Итак, вместо того, чтобы направить творческое воображение современности на поиск альтернатив, на прояснение возвышающей постиндустриальной перспективы, постмодернисты учат нас жизни без перспектив, без «проекта». Многие видят в этом реванш самоопределяющегося индивидуализма над коллективизмом, заморочившего нас своими «большими рассказами».

Но индивидуальные эпопеи, связанные с вертикальной мобильностью и моралью успеха, были бы так же немыслимы без «большого рассказа», или мифа. Бесчисленные растиньяки не прибыли бы из провинции в столицы и не сделали там карьеры, если бы не были воодушевлены «большими рассказами» модерна, повествующими об успехе.

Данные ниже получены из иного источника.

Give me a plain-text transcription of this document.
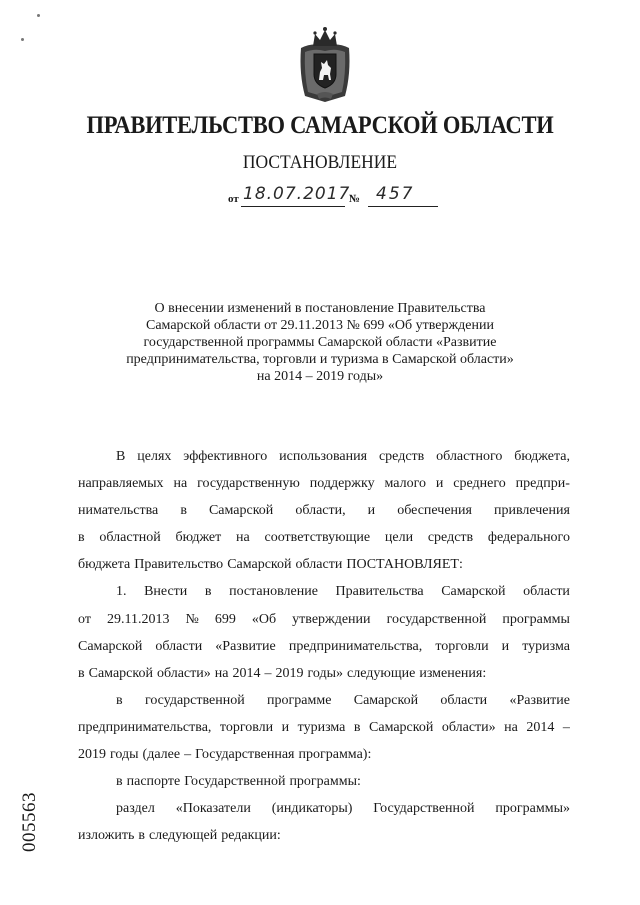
ПРАВИТЕЛЬСТВО САМАРСКОЙ ОБЛАСТИ
ПОСТАНОВЛЕНИЕ
от 18.07.2017
№ 457
О внесении изменений в постановление Правительства
Самарской области от 29.11.2013 № 699 «Об утверждении
государственной программы Самарской области «Развитие
предпринимательства, торговли и туризма в Самарской области»
на 2014 – 2019 годы»
В целях эффективного использования средств областного бюджета,
направляемых на государственную поддержку малого и среднего предпри-
нимательства в Самарской области, и обеспечения привлечения
в областной бюджет на соответствующие цели средств федерального
бюджета Правительство Самарской области ПОСТАНОВЛЯЕТ:
1. Внести в постановление Правительства Самарской области
от 29.11.2013 № 699 «Об утверждении государственной программы
Самарской области «Развитие предпринимательства, торговли и туризма
в Самарской области» на 2014 – 2019 годы» следующие изменения:
в государственной программе Самарской области «Развитие
предпринимательства, торговли и туризма в Самарской области» на 2014 –
2019 годы (далее – Государственная программа):
в паспорте Государственной программы:
раздел «Показатели (индикаторы) Государственной программы»
изложить в следующей редакции:
005563
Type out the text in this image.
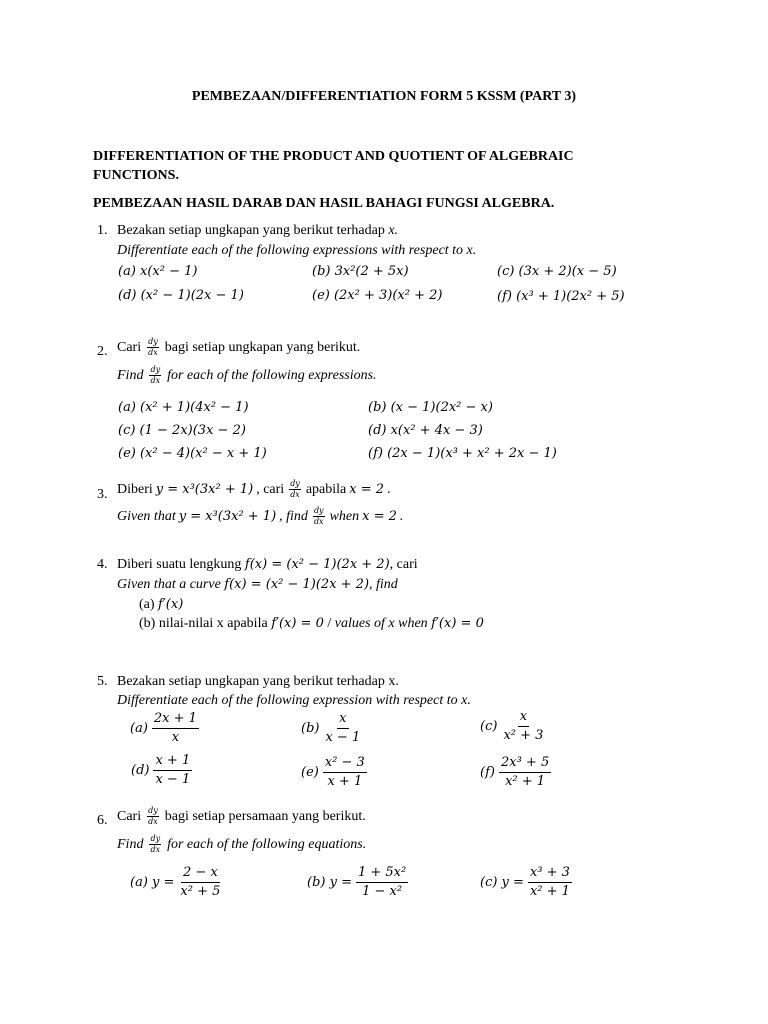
PEMBEZAAN/DIFFERENTIATION FORM 5 KSSM (PART 3)
DIFFERENTIATION OF THE PRODUCT AND QUOTIENT OF ALGEBRAIC FUNCTIONS.
PEMBEZAAN HASIL DARAB DAN HASIL BAHAGI FUNGSI ALGEBRA.
1. Bezakan setiap ungkapan yang berikut terhadap x.
Differentiate each of the following expressions with respect to x.
(a) x(x² − 1)	(b) 3x²(2 + 5x)	(c) (3x + 2)(x − 5)
(d) (x² − 1)(2x − 1)	(e) (2x² + 3)(x² + 2)	(f) (x³ + 1)(2x² + 5)
2. Cari $\frac{dy}{dx}$ bagi setiap ungkapan yang berikut.
Find $\frac{dy}{dx}$ for each of the following expressions.
(a) (x² + 1)(4x² − 1)	(b) (x − 1)(2x² − x)
(c) (1 − 2x)(3x − 2)	(d) x(x² + 4x − 3)
(e) (x² − 4)(x² − x + 1)	(f) (2x − 1)(x³ + x² + 2x − 1)
3. Diberi y = x³(3x² + 1) , cari $\frac{dy}{dx}$ apabila x = 2 .
Given that y = x³(3x² + 1) , find $\frac{dy}{dx}$ when x = 2 .
4. Diberi suatu lengkung f(x) = (x² − 1)(2x + 2), cari
Given that a curve f(x) = (x² − 1)(2x + 2), find
(a) f′(x)
(b) nilai-nilai x apabila f′(x) = 0 / values of x when f′(x) = 0
5. Bezakan setiap ungkapan yang berikut terhadap x.
Differentiate each of the following expression with respect to x.
$(a) \frac{2x + 1}{x}$	$(b) \frac{x}{x - 1}$	$(c) \frac{x}{\text{x² + 3}}$
$(d) \frac{x + 1}{x - 1}$	$(e) \frac{\text{x² − 3}}{x + 1}$	$(f) \frac{\text{2x³ + 5}}{\text{x² + 1}}$
6. Cari $\frac{dy}{dx}$ bagi setiap persamaan yang berikut.
Find $\frac{dy}{dx}$ for each of the following equations.
(a) $y = \frac{2 - x}{\text{x² + 5}}$	(b) $y = \frac{\text{1 + 5x²}}{\text{1 − x²}}$	(c) $y = \frac{\text{x³ + 3}}{\text{x² + 1}}$
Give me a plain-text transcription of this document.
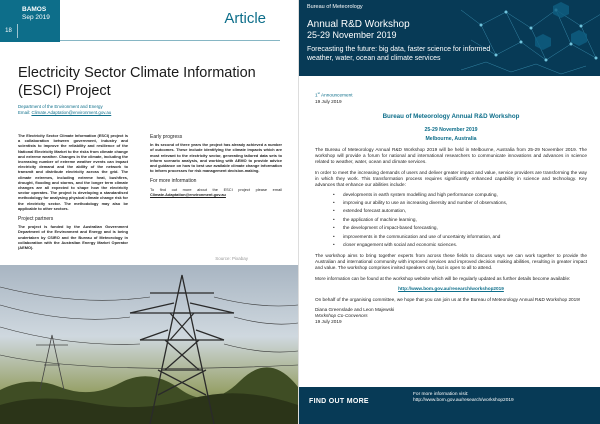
BAMOS
Sep 2019
18
Article
Electricity Sector Climate Information (ESCI) Project
Department of the Environment and Energy
Email: Climate.Adaptation@environment.gov.au

The Electricity Sector Climate Information (ESCI) project is a collaboration between government, industry and scientists to improve the reliability and resilience of the National Electricity Market to the risks from climate change and extreme weather. Changes in the climate, including the increasing number of extreme weather events can impact electricity demand and the ability of the network to transmit and distribute electricity across the grid. The climate extremes, including extreme heat, bushfires, drought, flooding and storms, and the longer term climate changes are all expected to shape how the electricity sector operates. The project is developing a standardised methodology for analysing physical climate change risk for the electricity sector. The methodology may also be applicable to other sectors.

Project partners

The project is funded by the Australian Government Department of the Environment and Energy and is being undertaken by CSIRO and the Bureau of Meteorology in collaboration with the Australian Energy Market Operator (AEMO).

Early progress

In its second of three years the project has already achieved a number of outcomes. These include identifying the climate impacts which are most relevant to the electricity sector, generating tailored data sets to inform scenario analysis, and working with AEMO to provide advice and guidance on how to best use available climate change information to inform processes for risk management decision-making.

For more information

To find out more about the ESCI project please email Climate.Adaptation@environment.gov.au

Source: Pixabay
Bureau of Meteorology
Annual R&D Workshop
25-29 November 2019
Forecasting the future: big data, faster science for informed weather, water, ocean and climate services
1st Announcement
19 July 2019
Bureau of Meteorology Annual R&D Workshop
25-29 November 2019
Melbourne, Australia

The Bureau of Meteorology Annual R&D Workshop 2019 will be held in Melbourne, Australia from 25-29 November 2019. The workshop will provide a forum for national and international researchers to communicate innovations and advances in science related to weather, water, ocean and climate services.

In order to meet the increasing demands of users and deliver greater impact and value, service providers are transforming the way in which they work. This transformation process requires significantly enhanced capability in science and technology. Key advances that enhance our abilities include:

• developments in earth system modelling and high performance computing,
• improving our ability to use an increasing diversity and number of observations,
• extended forecast automation,
• the application of machine learning,
• the development of impact-based forecasting,
• improvements in the communication and use of uncertainty information, and
• closer engagement with social and economic sciences.

The workshop aims to bring together experts from across these fields to discuss ways we can work together to provide the Australian and international community with improved services and improved decision making abilities, resulting in greater impact and value. The workshop comprises invited speakers only, but is open to all to attend.

More information can be found at the workshop website which will be regularly updated as further details become available:

http://www.bom.gov.au/research/workshop2019

On behalf of the organising committee, we hope that you can join us at the Bureau of Meteorology Annual R&D Workshop 2019!

Diana Greenslade and Leon Majewski
Workshop Co-Convenors
19 July 2019
FIND OUT MORE
For more information visit:
http://www.bom.gov.au/research/workshop2019
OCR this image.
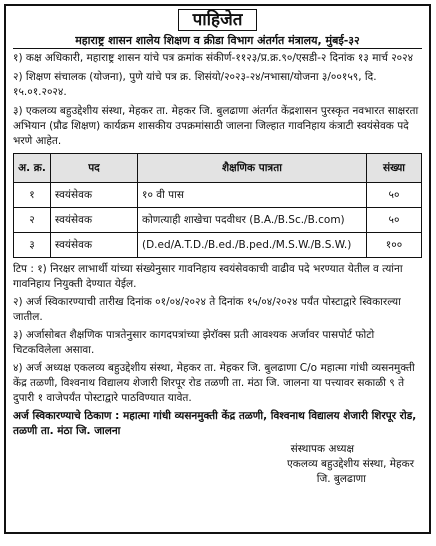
पाहिजेत
महाराष्ट्र शासन शालेय शिक्षण व क्रीडा विभाग अंतर्गत मंत्रालय, मुंबई-३२

१) कक्ष अधिकारी, महाराष्ट्र शासन यांचे पत्र क्रमांक संकीर्ण-११२३/प्र.क्र.९०/एसडी-२ दिनांक १३ मार्च २०२४

२) शिक्षण संचालक (योजना), पुणे यांचे पत्र क्र. शिसंयो/२०२३-२४/नभासा/योजना ३/००१५९, दि. १५.०१.२०२४.

३) एकलव्य बहुउद्देशीय संस्था, मेहकर ता. मेहकर जि. बुलढाणा अंतर्गत केंद्रशासन पुरस्कृत नवभारत साक्षरता अभियान (प्रौढ शिक्षण) कार्यक्रम शासकीय उपक्रमांसाठी जालना जिल्हात गावनिहाय कंत्राटी स्वयंसेवक पदे भरणे आहेत.

अ. क्र.	पद	शैक्षणिक पात्रता	संख्या
१	स्वयंसेवक	१० वी पास	५०
२	स्वयंसेवक	कोणत्याही शाखेचा पदवीधर (B.A./B.Sc./B.com)	५०
३	स्वयंसेवक	(D.ed/A.T.D./B.ed./B.ped./M.S.W./B.S.W.)	१००

टिप : १) निरक्षर लाभार्थी यांच्या संख्येनुसार गावनिहाय स्वयंसेवकाची वाढीव पदे भरण्यात येतील व त्यांना गावनिहाय नियुक्ती देण्यात येईल.

२) अर्ज स्विकारण्याची तारीख दिनांक ०१/०४/२०२४ ते दिनांक १५/०४/२०२४ पर्यंत पोस्टाद्वारे स्विकारल्या जातील.

३) अर्जासोबत शैक्षणिक पात्रतेनुसार कागदपत्रांच्या झेरॉक्स प्रती आवश्यक अर्जावर पासपोर्ट फोटो चिटकविलेला असावा.

४) अर्ज अध्यक्ष एकलव्य बहुउद्देशीय संस्था, मेहकर ता. मेहकर जि. बुलढाणा C/o महात्मा गांधी व्यसनमुक्ती केंद्र तळणी, विश्वनाथ विद्यालय शेजारी शिरपूर रोड तळणी ता. मंठा जि. जालना या पत्त्यावर सकाळी ९ ते दुपारी १ वाजेपर्यंत पोस्टाद्वारे पाठविण्यात यावेत.

अर्ज स्विकारण्याचे ठिकाण : महात्मा गांधी व्यसनमुक्ती केंद्र तळणी, विश्वनाथ विद्यालय शेजारी शिरपूर रोड, तळणी ता. मंठा जि. जालना
संस्थापक अध्यक्ष
एकलव्य बहुउद्देशीय संस्था, मेहकर
जि. बुलढाणा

Советские мальчики и девочки не устремились бы из сел и захудалых местечек в центральные вузы, не будь общего воодушевления, связанного с «большим рассказом» индустриализации и урбанизации. В «большом рассказе» модерна проявляется не только несколько лихорадочное воодушевление новоевропейской личности, опьяневшей от состояние свободы. В нем присутствует гораздо более древний культурный архетип — образ легендарного странника, пустившегося за тридевять земель, в тридесятое царство. При этом, в отличии от безродных эмигрантов постмодерна, очарованный странник культурной классики всегда возвращается к родному дому. Странничество — символ истории, Дом — олицетворение сбереженной идентичности. Вероятно, главный вопрос современного бытия, от ответа на который постмодернизм уклонился, — как заново соединить историю и идентичность, избежав двух крайностей: идентичности, боящейся странствий глобального мира, и странничества, равнодушного к оставленному дому.